Another Stereotype of the Month entry:
February 12, 2002
The Globe and Mail
Native Barbie reinforces stereotypes, lecturer says
By ROMA LUCIW
On the eve of her 43rd birthday, Barbie is no stranger to controversy.
She is under fire again, this time not for her buxom figure or stunted brainpower but for the traditional costumes that accompany Mattel's popular Native American Barbie line.
The problem, says Patricia McCormack, a professor at the University of Alberta's school of native studies, is that the dolls reinforce stereotypes about aboriginal people. Certainly, they do not follow other Barbies' liberated paths.
"They do not have a native American vet, lawyer or schoolteacher. They are always dressed up as these beautiful Pocahontas-type princesses," she said.
Mattel's Spirit of the Earth Barbie is the first in the Native Spirit collection.
This native babe with long brown braids sports a tan suede dress with fringe, a fur-trimmed coat, some colourful beads and a matching decorated headband.
"It's a stereotyped toy," Ms. McCormack said, and is as dangerous as bows and arrows, tepees, and totem poles in reinforcing false ideas of "nativeness."
The doll's makers reject the criticism, saying the traditional garb and feathers are meant to highlight the beauty of native culture.
"From a collecting perspective, there is a huge interest in these dolls. People of all ages have a fascination with traditional native American artifacts and clothing," said Jill Nordquist, a senior product manager for Barbie Collectibles.
The first collectible native Barbie appeared in 1993. Of the one billion Barbies sold since the company started in 1959, more than one million have been aboriginal dolls.
The Barbie Collectibles Web site features descriptions of the native dolls. The one accompanying the Southern Plains doll says the Barbie is "dressed in an updated version of a tribal princess costume" to complete her "modern powwow look."
Such flowery rhetoric does not help, Ms. McCormack said. And without the traditional gear, she added, native Barbie, who has long dark hair and slightly darker skin, would not be easily recognized as aboriginal.
Ms. McCormack does not object to Spirit of the Earth Barbie being sold with her traditional outfit, but she wants this to be "only one of her many roles as a modern North American woman."
Speaking at the University of Alberta on Sunday, Ms. McCormack challenged her audience to examine their own stereotypes about natives by re-dressing Barbie as a true Albertan: a rancher.

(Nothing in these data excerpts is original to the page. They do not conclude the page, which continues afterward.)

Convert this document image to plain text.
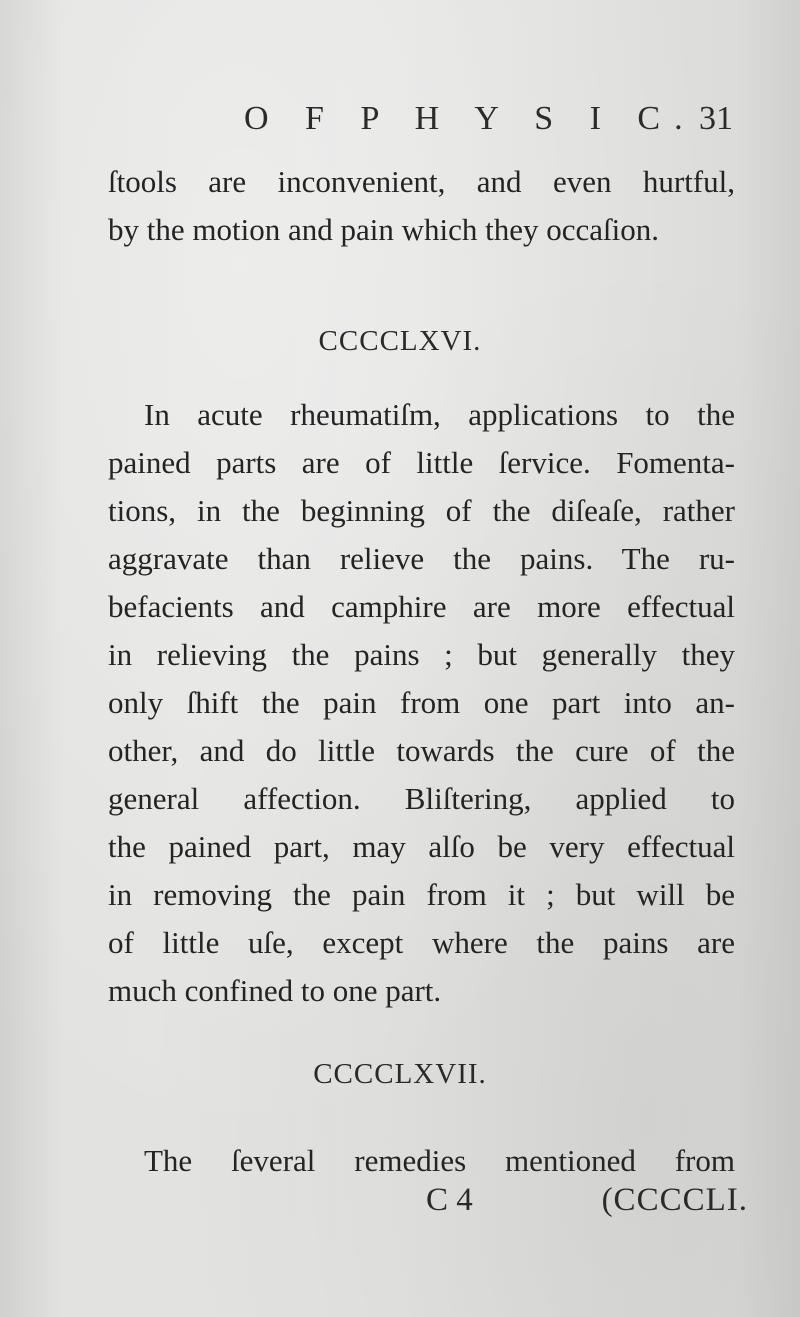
O F P H Y S I C. 31
ſtools are inconvenient, and even hurtful,
by the motion and pain which they occaſion.
CCCCLXVI.
In acute rheumatiſm, applications to the
pained parts are of little ſervice. Fomenta-
tions, in the beginning of the diſeaſe, rather
aggravate than relieve the pains. The ru-
befacients and camphire are more effectual
in relieving the pains ; but generally they
only ſhift the pain from one part into an-
other, and do little towards the cure of the
general affection. Bliſtering, applied to
the pained part, may alſo be very effectual
in removing the pain from it ; but will be
of little uſe, except where the pains are
much confined to one part.
CCCCLXVII.
The ſeveral remedies mentioned from
C 4	(CCCCLI.
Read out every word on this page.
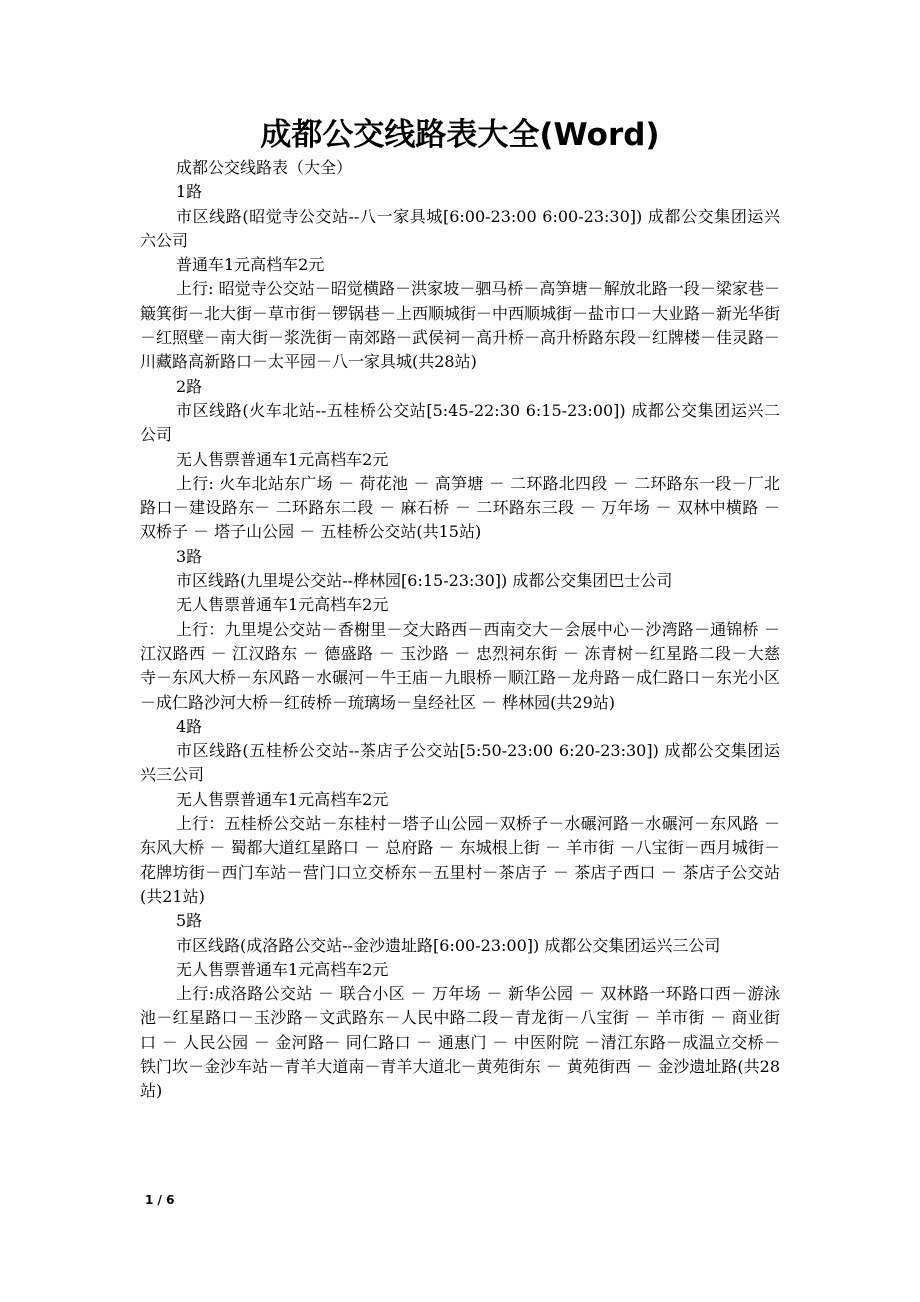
成都公交线路表大全(Word)

成都公交线路表（大全）

1路

市区线路(昭觉寺公交站--八一家具城[6:00-23:00 6:00-23:30]) 成都公交集团运兴六公司

普通车1元高档车2元

上行: 昭觉寺公交站－昭觉横路－洪家坡－驷马桥－高笋塘－解放北路一段－梁家巷－簸箕街－北大街－草市街－锣锅巷－上西顺城街－中西顺城街－盐市口－大业路－新光华街－红照壁－南大街－浆洗街－南郊路－武侯祠－高升桥－高升桥路东段－红牌楼－佳灵路－川藏路高新路口－太平园－八一家具城(共28站)

2路

市区线路(火车北站--五桂桥公交站[5:45-22:30 6:15-23:00]) 成都公交集团运兴二公司

无人售票普通车1元高档车2元

上行: 火车北站东广场 － 荷花池 － 高笋塘 － 二环路北四段 － 二环路东一段－厂北路口－建设路东－ 二环路东二段 － 麻石桥 － 二环路东三段 － 万年场 － 双林中横路 － 双桥子 － 塔子山公园 － 五桂桥公交站(共15站)

3路

市区线路(九里堤公交站--桦林园[6:15-23:30]) 成都公交集团巴士公司

无人售票普通车1元高档车2元

上行：九里堤公交站－香榭里－交大路西－西南交大－会展中心－沙湾路－通锦桥 － 江汉路西 － 江汉路东 － 德盛路 － 玉沙路 － 忠烈祠东街 － 冻青树－红星路二段－大慈寺－东风大桥－东风路－水碾河－牛王庙－九眼桥－顺江路－龙舟路－成仁路口－东光小区－成仁路沙河大桥－红砖桥－琉璃场－皇经社区 － 桦林园(共29站)

4路

市区线路(五桂桥公交站--茶店子公交站[5:50-23:00 6:20-23:30]) 成都公交集团运兴三公司

无人售票普通车1元高档车2元

上行：五桂桥公交站－东桂村－塔子山公园－双桥子－水碾河路－水碾河－东风路 － 东风大桥 － 蜀都大道红星路口 － 总府路 － 东城根上街 － 羊市街 －八宝街－西月城街－花牌坊街－西门车站－营门口立交桥东－五里村－茶店子 － 茶店子西口 － 茶店子公交站(共21站)

5路

市区线路(成洛路公交站--金沙遗址路[6:00-23:00]) 成都公交集团运兴三公司

无人售票普通车1元高档车2元

上行:成洛路公交站 － 联合小区 － 万年场 － 新华公园 － 双林路一环路口西－游泳池－红星路口－玉沙路－文武路东－人民中路二段－青龙街－八宝街 － 羊市街 － 商业街口 － 人民公园 － 金河路－ 同仁路口 － 通惠门 － 中医附院 －清江东路－成温立交桥－铁门坎－金沙车站－青羊大道南－青羊大道北－黄苑街东 － 黄苑街西 － 金沙遗址路(共28站)

1 / 6
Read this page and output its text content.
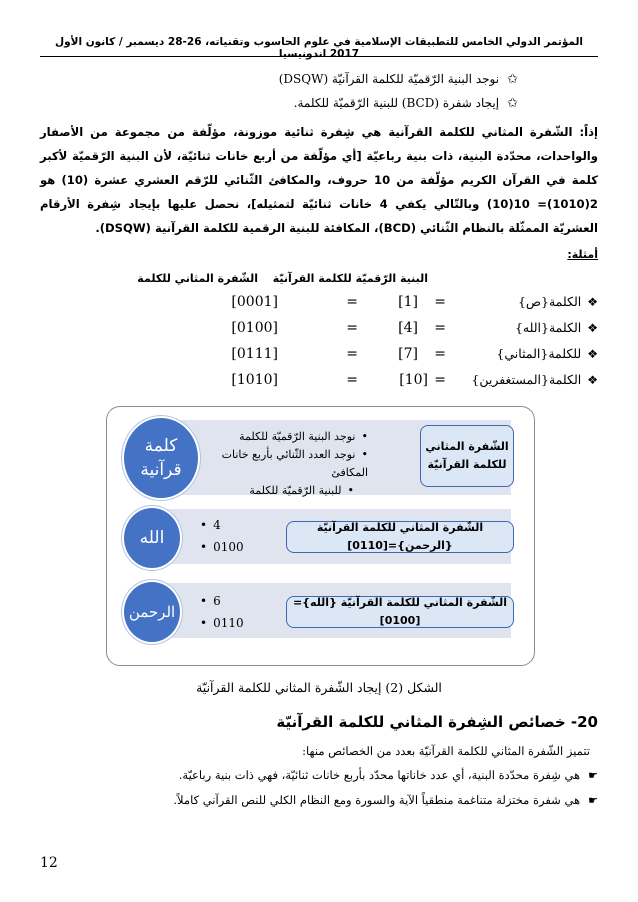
المؤتمر الدولي الخامس للتطبيقات الإسلامية في علوم الحاسوب وتقنياته، 26-28 ديسمبر / كانون الأول 2017 اندونيسيا
✩نوجد البنية الرّقميّة للكلمة القرآنيّة (DSQW)
✩إيجاد شفرة (BCD) للبنية الرّقميّة للكلمة.

إذاً: الشّفرة المثاني للكلمة القرآنية هي شِفرة ثنائية موزونة، مؤلّفة من مجموعة من الأصفار والواحدات، محدّدة البنية، ذات بنية رباعيّة [أي مؤلّفة من أربع خانات ثنائيّة، لأن البنية الرّقميّة لأكبر كلمة في القرآن الكريم مؤلّفة من 10 حروف، والمكافئ الثّنائي للرّقم العشري عشرة (10) هو 2(1010)= 10(10) وبالتّالي يكفي 4 خانات ثنائيّة لتمثيله]، نحصل عليها بإيجاد شِفرة الأرقام العشريّة الممثّلة بالنظام الثّنائي (BCD)، المكافئة للبنية الرقمية للكلمة القرآنية (DSQW).

أمثلة:
البنية الرّقميّة للكلمة القرآنيّة
الشّفرة المثاني للكلمة
❖الكلمة{ص}
=
[1]
=
[0001]
❖الكلمة{الله}
=
[4]
=
[0100]
❖للكلمة{المثاني}
=
[7]
=
[0111]
❖الكلمة{المستغفرين}
=
[10]
=
[1010]
كلمة
قرآنية
• نوجد البنية الرّقميّة للكلمة
• نوجد العدد الثّنائي بأربع خانات المكافئ
• للبنية الرّقميّة للكلمة
الشّفرة المثاني
للكلمة القرآنيّة
الله
• 4
• 0100
الشّفرة المثاني للكلمة القرآنيّة {الرحمن}=[0110]
الرحمن
• 6
• 0110
الشّفرة المثاني للكلمة القرآنيّة {الله}=[0100]
الشكل (2) إيجاد الشّفرة المثاني للكلمة القرآنيّة
20- خصائص الشِفرة المثاني للكلمة القرآنيّة
تتميز الشّفرة المثاني للكلمة القرآنيّة بعدد من الخصائص منها:
☛هي شِفرة محدّدة البنية، أي عدد خاناتها محدّد بأربع خانات ثنائيّة، فهي ذات بنية رباعيّة.
☛هي شفرة مختزلة متناغمة منطقياً الآية والسورة ومع النظام الكلي للنص القرآني كاملاً.
12
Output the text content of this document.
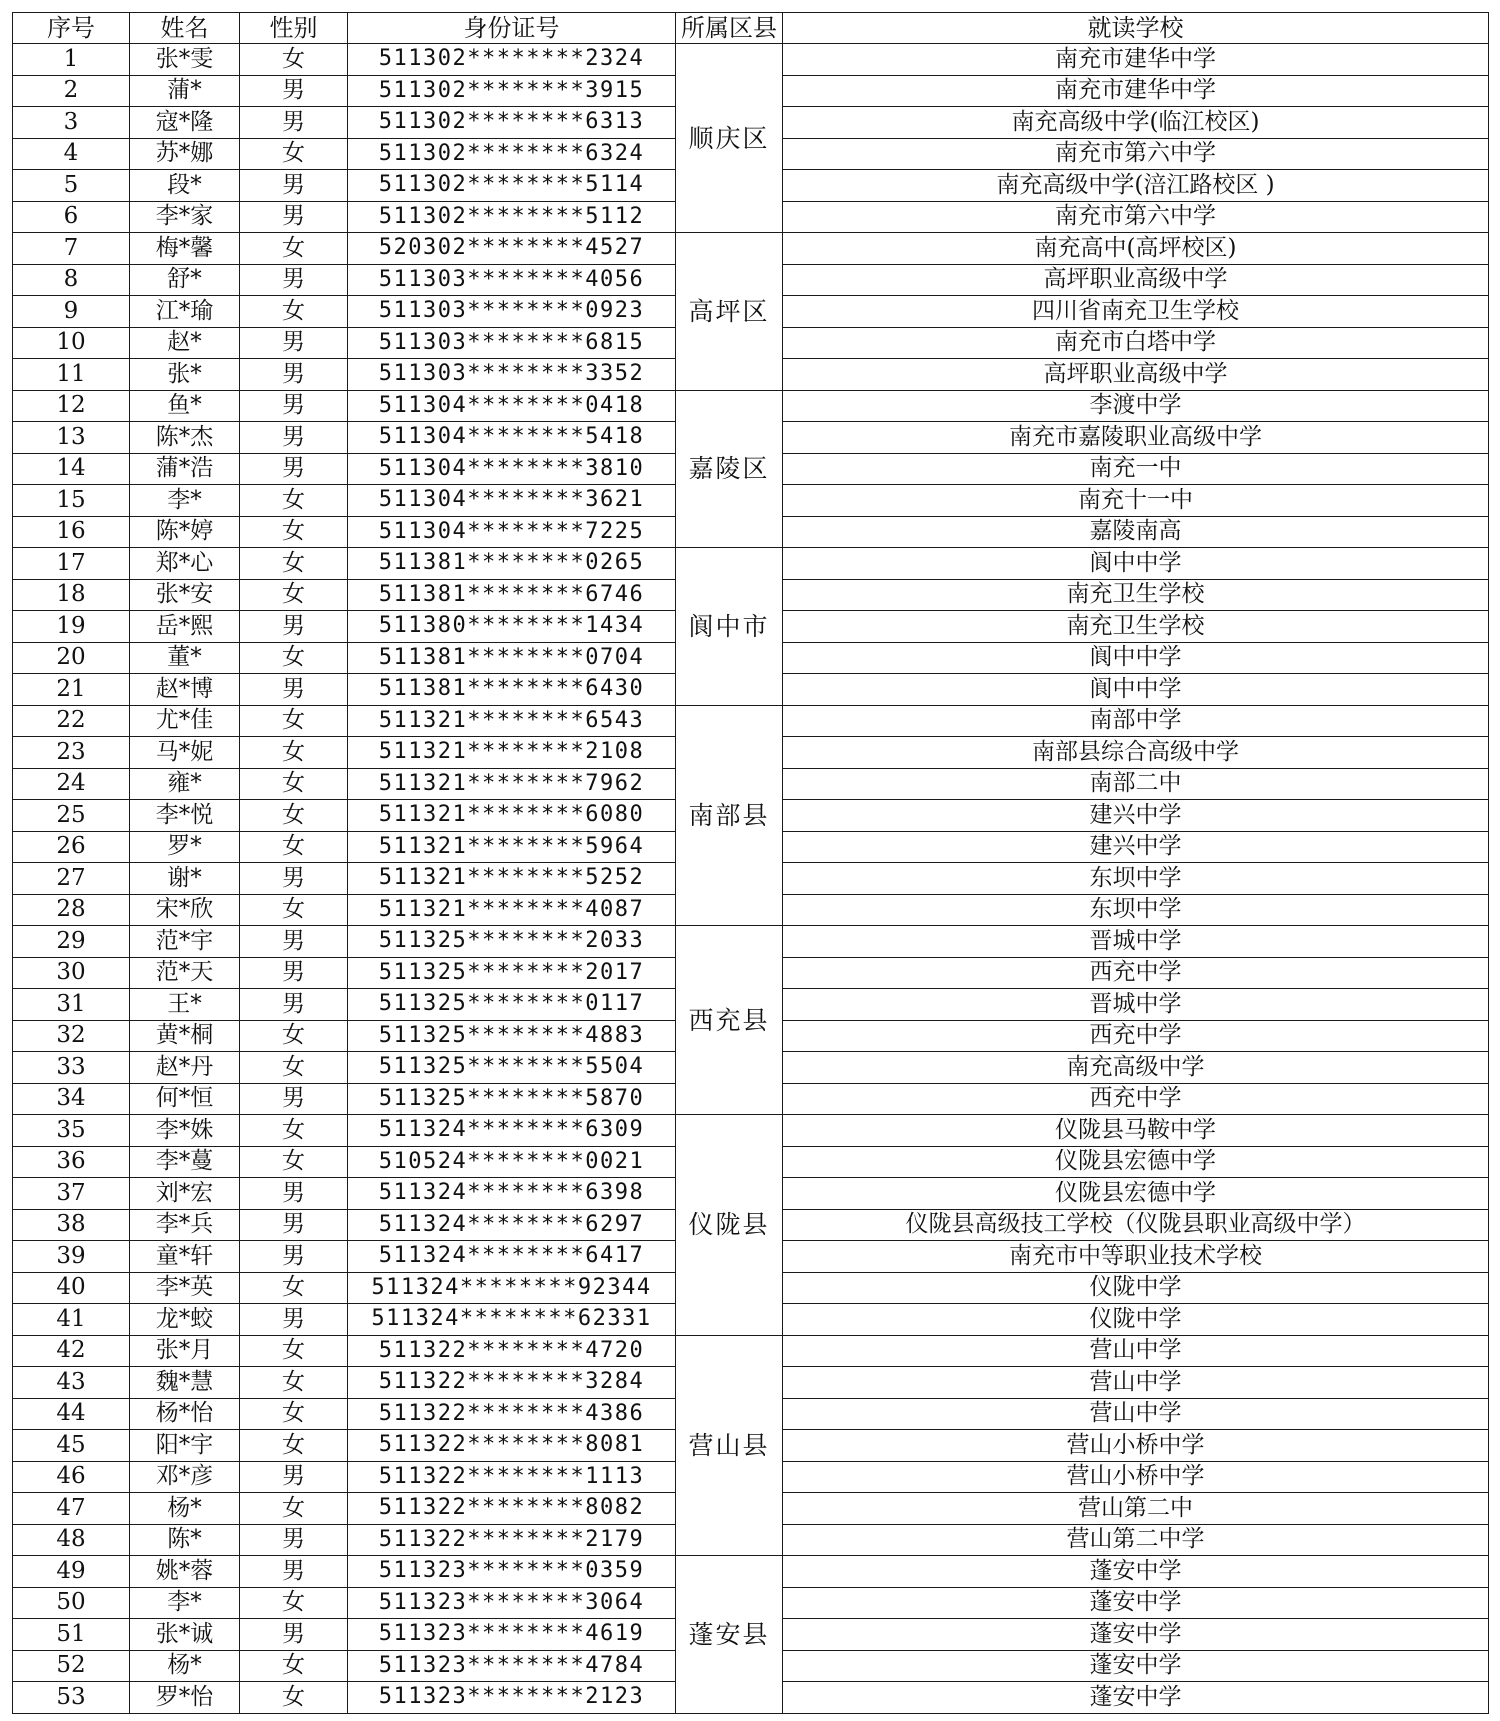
序号	姓名	性别	身份证号	所属区县	就读学校
1	张*雯	女	511302********2324	顺庆区	南充市建华中学
2	蒲*	男	511302********3915		南充市建华中学
3	寇*隆	男	511302********6313		南充高级中学(临江校区)
4	苏*娜	女	511302********6324		南充市第六中学
5	段*	男	511302********5114		南充高级中学(涪江路校区 )
6	李*家	男	511302********5112		南充市第六中学
7	梅*馨	女	520302********4527	高坪区	南充高中(高坪校区)
8	舒*	男	511303********4056		高坪职业高级中学
9	江*瑜	女	511303********0923		四川省南充卫生学校
10	赵*	男	511303********6815		南充市白塔中学
11	张*	男	511303********3352		高坪职业高级中学
12	鱼*	男	511304********0418	嘉陵区	李渡中学
13	陈*杰	男	511304********5418		南充市嘉陵职业高级中学
14	蒲*浩	男	511304********3810		南充一中
15	李*	女	511304********3621		南充十一中
16	陈*婷	女	511304********7225		嘉陵南高
17	郑*心	女	511381********0265	阆中市	阆中中学
18	张*安	女	511381********6746		南充卫生学校
19	岳*熙	男	511380********1434		南充卫生学校
20	董*	女	511381********0704		阆中中学
21	赵*博	男	511381********6430		阆中中学
22	尤*佳	女	511321********6543	南部县	南部中学
23	马*妮	女	511321********2108		南部县综合高级中学
24	雍*	女	511321********7962		南部二中
25	李*悦	女	511321********6080		建兴中学
26	罗*	女	511321********5964		建兴中学
27	谢*	男	511321********5252		东坝中学
28	宋*欣	女	511321********4087		东坝中学
29	范*宇	男	511325********2033	西充县	晋城中学
30	范*天	男	511325********2017		西充中学
31	王*	男	511325********0117		晋城中学
32	黄*桐	女	511325********4883		西充中学
33	赵*丹	女	511325********5504		南充高级中学
34	何*恒	男	511325********5870		西充中学
35	李*姝	女	511324********6309	仪陇县	仪陇县马鞍中学
36	李*蔓	女	510524********0021		仪陇县宏德中学
37	刘*宏	男	511324********6398		仪陇县宏德中学
38	李*兵	男	511324********6297		仪陇县高级技工学校（仪陇县职业高级中学）
39	童*轩	男	511324********6417		南充市中等职业技术学校
40	李*英	女	511324********92344		仪陇中学
41	龙*蛟	男	511324********62331		仪陇中学
42	张*月	女	511322********4720	营山县	营山中学
43	魏*慧	女	511322********3284		营山中学
44	杨*怡	女	511322********4386		营山中学
45	阳*宇	女	511322********8081		营山小桥中学
46	邓*彦	男	511322********1113		营山小桥中学
47	杨*	女	511322********8082		营山第二中
48	陈*	男	511322********2179		营山第二中学
49	姚*蓉	男	511323********0359	蓬安县	蓬安中学
50	李*	女	511323********3064		蓬安中学
51	张*诚	男	511323********4619		蓬安中学
52	杨*	女	511323********4784		蓬安中学
53	罗*怡	女	511323********2123		蓬安中学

To mix up the roles of the cowboy and Indian story line, she dressed a Blackfoot Barbie in blue jeans, a red flannel shirt and a vest. The result was a Blackfoot barrel-racer Barbie.
Ms. McCormack acknowledged that Barbie is an easy target, and said the doll would not be such a problem if there were greater understanding among the general population about native issues and aboriginals as modern people.
"There are no bridges we seem to be able to build," she said, noting that toys such as Native Barbie just make things worse.
Rob's comment
The only time I ever saw someone wearing buckskins at a powwow was when one dance group did a traditional Deer Dance. I've seen women in traditional dresses, but they tend to involve full-length skirts, long-sleeved blouses, and jewelry, not buckskin. The Western ranch outfit described above would be much more typical.
More important, there's no such thing as a Plains "tribal princess" or "tribal princess costume," so there's nothing to update. The doll is plainly stereotypical.